Birth, family, ethnic culture: more about my early years

I was born on January 20, 1936 near the New Jersey Palisades Cliff, opposite 42nd Street in Manhattan. Born into a closely knit family of Jewish Eastern European immigrants.  A few came in the 1880s; more came in the 1920s and 1930s. They were hard-working lower middle class, religious but not ortrodox, and Zionists. They were very nurturing, supportive, and committed to  learning. None were “schooled” intellectuals, no college degrees. Sara Wittman Feigenbaum, my mother, was an American by birth, first generation after immigration. Solomon Feigenbaum was “brought over” by his brother Philip, and married Sara, the sister of Philip’s wife. Solomon died before I was two years old. My mothe with determination nurtured my early literacy. Family life involved much reading and singing– books, newspapers,  and traditional Yiddish/Hebrew and Zionist songs.
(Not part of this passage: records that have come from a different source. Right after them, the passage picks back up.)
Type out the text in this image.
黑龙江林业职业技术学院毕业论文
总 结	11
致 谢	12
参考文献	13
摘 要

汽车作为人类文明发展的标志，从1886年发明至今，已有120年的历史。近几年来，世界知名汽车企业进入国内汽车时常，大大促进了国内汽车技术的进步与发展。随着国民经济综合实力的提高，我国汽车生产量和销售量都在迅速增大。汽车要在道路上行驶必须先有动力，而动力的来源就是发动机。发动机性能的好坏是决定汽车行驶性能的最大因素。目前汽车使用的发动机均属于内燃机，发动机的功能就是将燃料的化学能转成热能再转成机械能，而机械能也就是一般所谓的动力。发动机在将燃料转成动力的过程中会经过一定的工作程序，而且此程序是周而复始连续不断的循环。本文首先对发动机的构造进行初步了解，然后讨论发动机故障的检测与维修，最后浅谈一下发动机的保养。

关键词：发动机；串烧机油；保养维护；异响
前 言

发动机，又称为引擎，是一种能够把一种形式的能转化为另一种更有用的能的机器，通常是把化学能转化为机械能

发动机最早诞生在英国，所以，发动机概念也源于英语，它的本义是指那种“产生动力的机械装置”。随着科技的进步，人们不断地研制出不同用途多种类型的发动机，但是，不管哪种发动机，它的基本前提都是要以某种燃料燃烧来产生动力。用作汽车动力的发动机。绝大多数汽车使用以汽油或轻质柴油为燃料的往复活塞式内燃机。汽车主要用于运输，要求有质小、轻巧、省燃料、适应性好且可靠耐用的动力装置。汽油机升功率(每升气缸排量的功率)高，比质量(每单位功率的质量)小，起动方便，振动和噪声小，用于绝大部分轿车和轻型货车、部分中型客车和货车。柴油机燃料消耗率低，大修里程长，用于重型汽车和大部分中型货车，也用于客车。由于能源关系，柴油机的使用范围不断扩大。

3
My mother remarried in 1942, to a grocer’s son, Fred Joseph Rachman.  His activity after grocery hours was to travel to City College of New York to study for an degree in accounting. His education, and his profession as a CPA, helped to change my life.  He walked me through the first steps of an interest in Science by taking me on trips to the American Museum of Natural History every time the show at the Hayden Planetarium changed. We “studied” one museum room per visit. At home, on the Philco “console radio” (a  masterpiece of vacuum tube engineering, capable of the new FM) he listened mostly to classical music at every opportunity.  My love of classical music starts right there. He was an atheist, though quietly so in our Jewish family.